2017-07-12
"The Ancient Synagogue: The First Thousand Years"
By Lee I. Levine
Yale University Press, 608 pp.

Few subjects are so clouded in misunderstanding, ignorance, and disinformation as the relationship between Christians and Jews, and the connection between those two groups and the people whose story is recorded in the Scriptures. One need look no further than an article recently posted here on Beliefnet, which explained in all solemnity that Jesus endorsed only six of the Ten Commandments given to Moses on Mount Sinai.

Like many modern heresies, this turns out to be a rerun-it recalls the teachings of Marcion, an influential second-century heretic who rejected the Old Testament. But then many contemporary Christians are unwitting Marcionites. For all practical purposes Christians-particularly, oddly enough, evangelicals-have eliminated the Old Testament from their Bibles, and the notion of a deep connection between the Church and the Children of Israel would strike many of them as odd.

For generations, Christians and Jews have perpetuated the idea that once Jesus was rejected as the Messiah by his own people, Jews and Christians were sharply and neatly divided. Each had their own reasons. Christians could more easily rationalize their anti-Semitism; Jews could pretend that Christianity was a gentile religion-after all, real Jews rejected Jesus from the start.

Only recently have a number of scholars, Christian and Jewish, working in different fields, begun to suggest that the familiar picture is all wrong. In his new book, "Dying for God: Martyrdom and the Making of Christianity and Judaism," Daniel Boyarin argues that many believers were both Christians and Jews through the end of late antiquity, into the seventh century, and that the two groups profoundly influenced each other. A similar picture emerges from Lee Levine's "The Ancient Synagogue: The First Thousand Years."

Levine's monumental work weighs several pounds and runs to more than 700 densely packed pages. It is not a book for the casual reader, but it belongs on your pastor's or rabbi's bookshelf (why not give it as a gift of encouragement) and on your nightstand, if as a Christian or a Jew you want to understand more about the roots of your faith. Levine shows how the synagogue became the central institution in Jewish religious life after the destruction of the Jerusalem Temple in 70 C.E., bringing revolutionary changes in Jewish practice.

Many of the features we think of as characteristic of Jewish community life appeared in the context of the synagogue. In the synagogue, unlike the Jerusalem Temple, Levine writes, "the congregation was directly involved in all aspects of synagogue ritual. In place of the silence and passivity characterizing the Temple's official sacrificial cult, the synagogue placed a premium on public recitation--communal prayer, as well as the reading, translation, and exposition of sacred texts."

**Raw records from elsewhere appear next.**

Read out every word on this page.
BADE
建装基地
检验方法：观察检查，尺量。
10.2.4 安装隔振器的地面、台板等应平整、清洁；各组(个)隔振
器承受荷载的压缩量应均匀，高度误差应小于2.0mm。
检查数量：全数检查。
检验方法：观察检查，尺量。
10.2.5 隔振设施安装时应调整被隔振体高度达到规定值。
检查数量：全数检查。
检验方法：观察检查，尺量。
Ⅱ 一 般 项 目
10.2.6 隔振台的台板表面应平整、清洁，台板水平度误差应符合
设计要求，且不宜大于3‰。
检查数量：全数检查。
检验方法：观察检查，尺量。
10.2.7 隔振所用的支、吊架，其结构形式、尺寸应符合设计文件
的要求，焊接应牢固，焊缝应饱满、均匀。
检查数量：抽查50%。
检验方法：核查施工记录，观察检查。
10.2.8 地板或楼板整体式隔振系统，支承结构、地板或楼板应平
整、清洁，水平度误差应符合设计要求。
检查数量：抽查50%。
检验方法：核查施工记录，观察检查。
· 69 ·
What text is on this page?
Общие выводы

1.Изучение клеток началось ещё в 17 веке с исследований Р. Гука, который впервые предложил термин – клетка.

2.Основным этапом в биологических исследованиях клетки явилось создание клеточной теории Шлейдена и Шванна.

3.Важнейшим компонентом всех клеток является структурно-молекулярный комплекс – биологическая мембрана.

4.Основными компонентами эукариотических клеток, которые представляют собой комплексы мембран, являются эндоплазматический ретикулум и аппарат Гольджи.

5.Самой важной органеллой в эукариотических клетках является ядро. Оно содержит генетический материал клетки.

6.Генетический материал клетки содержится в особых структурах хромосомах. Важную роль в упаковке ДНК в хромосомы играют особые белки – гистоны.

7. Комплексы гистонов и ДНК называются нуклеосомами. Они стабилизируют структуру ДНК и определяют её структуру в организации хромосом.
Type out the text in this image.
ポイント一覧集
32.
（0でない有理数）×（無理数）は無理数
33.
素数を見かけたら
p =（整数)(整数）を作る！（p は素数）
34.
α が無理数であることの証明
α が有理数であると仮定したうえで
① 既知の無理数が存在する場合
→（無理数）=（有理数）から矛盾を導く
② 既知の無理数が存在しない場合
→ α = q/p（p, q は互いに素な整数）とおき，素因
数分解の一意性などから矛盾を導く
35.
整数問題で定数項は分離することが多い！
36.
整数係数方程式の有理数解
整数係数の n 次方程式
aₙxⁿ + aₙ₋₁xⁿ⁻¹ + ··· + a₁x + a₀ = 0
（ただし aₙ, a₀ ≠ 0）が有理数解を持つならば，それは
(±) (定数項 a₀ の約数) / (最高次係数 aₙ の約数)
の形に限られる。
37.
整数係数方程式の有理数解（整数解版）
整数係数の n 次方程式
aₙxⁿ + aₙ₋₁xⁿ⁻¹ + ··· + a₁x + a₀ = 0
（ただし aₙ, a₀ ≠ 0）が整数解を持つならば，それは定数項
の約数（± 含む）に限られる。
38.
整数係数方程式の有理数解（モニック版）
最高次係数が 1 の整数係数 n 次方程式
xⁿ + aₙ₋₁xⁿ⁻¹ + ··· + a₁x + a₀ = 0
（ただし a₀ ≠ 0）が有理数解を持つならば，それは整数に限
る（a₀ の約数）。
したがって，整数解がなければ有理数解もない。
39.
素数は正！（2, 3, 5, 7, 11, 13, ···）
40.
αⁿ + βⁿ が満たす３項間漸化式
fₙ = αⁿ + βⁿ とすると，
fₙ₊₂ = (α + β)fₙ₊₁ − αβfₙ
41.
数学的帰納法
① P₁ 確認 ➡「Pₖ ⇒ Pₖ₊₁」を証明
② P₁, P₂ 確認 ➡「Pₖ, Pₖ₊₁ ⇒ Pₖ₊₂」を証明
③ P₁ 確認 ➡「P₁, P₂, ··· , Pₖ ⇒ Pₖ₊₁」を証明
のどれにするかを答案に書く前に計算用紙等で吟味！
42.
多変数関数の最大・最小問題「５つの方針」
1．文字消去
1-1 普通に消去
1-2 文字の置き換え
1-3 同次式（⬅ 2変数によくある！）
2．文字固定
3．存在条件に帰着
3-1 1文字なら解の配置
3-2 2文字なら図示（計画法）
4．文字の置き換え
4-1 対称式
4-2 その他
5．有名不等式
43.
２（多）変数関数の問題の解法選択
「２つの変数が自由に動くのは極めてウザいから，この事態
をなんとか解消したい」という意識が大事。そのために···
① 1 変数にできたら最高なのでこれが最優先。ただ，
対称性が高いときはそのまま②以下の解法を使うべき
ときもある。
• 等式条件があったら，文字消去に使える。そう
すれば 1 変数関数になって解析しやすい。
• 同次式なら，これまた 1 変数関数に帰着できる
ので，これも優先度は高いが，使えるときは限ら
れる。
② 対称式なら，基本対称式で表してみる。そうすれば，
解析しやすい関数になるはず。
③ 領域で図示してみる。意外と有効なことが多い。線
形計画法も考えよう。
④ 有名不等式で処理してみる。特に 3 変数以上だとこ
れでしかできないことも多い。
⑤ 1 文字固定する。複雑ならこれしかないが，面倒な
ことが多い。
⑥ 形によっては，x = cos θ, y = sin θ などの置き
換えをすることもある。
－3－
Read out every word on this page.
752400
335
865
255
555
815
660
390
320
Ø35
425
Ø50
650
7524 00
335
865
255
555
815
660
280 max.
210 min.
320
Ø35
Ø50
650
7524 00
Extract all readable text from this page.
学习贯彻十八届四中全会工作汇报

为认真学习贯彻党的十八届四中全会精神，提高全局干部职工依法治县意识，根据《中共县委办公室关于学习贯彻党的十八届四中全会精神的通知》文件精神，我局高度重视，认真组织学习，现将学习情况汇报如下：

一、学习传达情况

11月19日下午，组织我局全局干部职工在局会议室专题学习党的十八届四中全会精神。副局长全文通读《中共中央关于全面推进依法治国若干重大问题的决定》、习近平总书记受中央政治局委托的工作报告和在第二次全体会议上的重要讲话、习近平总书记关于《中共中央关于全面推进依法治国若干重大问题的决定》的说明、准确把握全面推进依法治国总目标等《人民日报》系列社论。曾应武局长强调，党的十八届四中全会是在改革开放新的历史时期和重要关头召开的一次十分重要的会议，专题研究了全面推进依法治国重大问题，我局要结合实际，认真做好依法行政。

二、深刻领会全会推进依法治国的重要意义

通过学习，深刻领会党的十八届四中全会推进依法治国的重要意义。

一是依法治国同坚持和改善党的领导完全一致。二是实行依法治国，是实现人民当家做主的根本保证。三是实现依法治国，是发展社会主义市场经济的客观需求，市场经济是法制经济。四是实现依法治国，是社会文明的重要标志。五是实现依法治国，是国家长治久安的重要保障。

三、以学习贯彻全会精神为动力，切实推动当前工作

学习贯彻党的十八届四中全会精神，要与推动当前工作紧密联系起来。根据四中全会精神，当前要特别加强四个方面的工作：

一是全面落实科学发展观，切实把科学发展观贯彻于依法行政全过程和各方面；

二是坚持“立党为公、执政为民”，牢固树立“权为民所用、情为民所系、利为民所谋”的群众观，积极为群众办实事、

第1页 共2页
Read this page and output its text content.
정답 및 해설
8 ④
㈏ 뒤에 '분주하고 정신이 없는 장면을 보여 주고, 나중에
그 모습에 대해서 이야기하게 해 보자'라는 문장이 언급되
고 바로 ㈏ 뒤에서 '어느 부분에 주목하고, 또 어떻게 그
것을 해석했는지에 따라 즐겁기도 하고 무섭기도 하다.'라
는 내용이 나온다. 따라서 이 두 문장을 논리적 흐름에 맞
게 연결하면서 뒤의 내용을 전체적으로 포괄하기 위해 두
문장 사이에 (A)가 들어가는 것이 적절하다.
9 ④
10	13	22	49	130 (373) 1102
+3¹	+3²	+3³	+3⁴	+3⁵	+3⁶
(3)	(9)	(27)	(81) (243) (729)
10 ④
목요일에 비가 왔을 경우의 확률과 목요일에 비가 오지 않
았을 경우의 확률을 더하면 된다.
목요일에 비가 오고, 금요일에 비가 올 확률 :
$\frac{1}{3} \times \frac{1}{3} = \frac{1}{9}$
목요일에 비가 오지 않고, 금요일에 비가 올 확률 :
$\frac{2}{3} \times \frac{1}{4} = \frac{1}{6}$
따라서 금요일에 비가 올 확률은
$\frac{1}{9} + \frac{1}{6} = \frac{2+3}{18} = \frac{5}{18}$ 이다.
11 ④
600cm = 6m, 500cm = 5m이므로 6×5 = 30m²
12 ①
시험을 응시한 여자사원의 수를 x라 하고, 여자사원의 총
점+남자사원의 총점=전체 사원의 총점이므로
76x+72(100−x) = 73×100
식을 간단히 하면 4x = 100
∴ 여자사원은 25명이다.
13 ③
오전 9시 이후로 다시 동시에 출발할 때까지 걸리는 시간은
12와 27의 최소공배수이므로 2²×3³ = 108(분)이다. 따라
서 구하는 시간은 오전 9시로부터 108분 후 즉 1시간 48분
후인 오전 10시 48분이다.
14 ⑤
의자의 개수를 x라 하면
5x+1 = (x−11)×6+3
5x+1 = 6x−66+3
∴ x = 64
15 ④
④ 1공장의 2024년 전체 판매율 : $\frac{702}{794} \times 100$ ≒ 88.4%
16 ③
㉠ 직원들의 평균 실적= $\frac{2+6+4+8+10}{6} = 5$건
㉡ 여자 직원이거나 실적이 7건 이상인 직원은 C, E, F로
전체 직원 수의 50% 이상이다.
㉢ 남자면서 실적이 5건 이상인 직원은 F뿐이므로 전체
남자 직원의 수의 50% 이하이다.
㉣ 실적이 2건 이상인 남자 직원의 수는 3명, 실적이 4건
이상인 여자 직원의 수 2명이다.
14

In the interaction between the Jewish and early Christian communities, influence went in both directions. Despite the early Christians' disdain for the notion of "sacred places," church buildings became sacred places in part as a result of Jewish influence.

Alas, we know that from a very early date there were also savage polemics. Noting how diaspora synagogues attracted Christians as well as Jews, Levine

quotes from the vituperative anti-Jewish sermons of John Chrysostom, preached in Antioch late in the fourth century. Chrysostom described the synagogue as "a dwelling place for demons," "a hideout for thieves," a "den of wild animals," and "a cesspool of debauchery," and warned Christians not to enter there. Nevertheless, many Christians "preferred taking oaths in synagogues," believing that oaths taken there "were more awesome."

Chrysostom's impulses won out. With the collapse of the Roman imperium and the destruction of the social world it fostered, the divide between Judaism and Christianity grew wider and was more rigidly enforced, leading to the pogroms of the Middle Ages and the subsequent history we know all too well. It is not possible to change that past. But hope for the future lies in the possibility that Jews and Christians take up the opportunity to understand and rethink their shared history. To such an enterprise, Lee Levine's book makes a splendid contribution.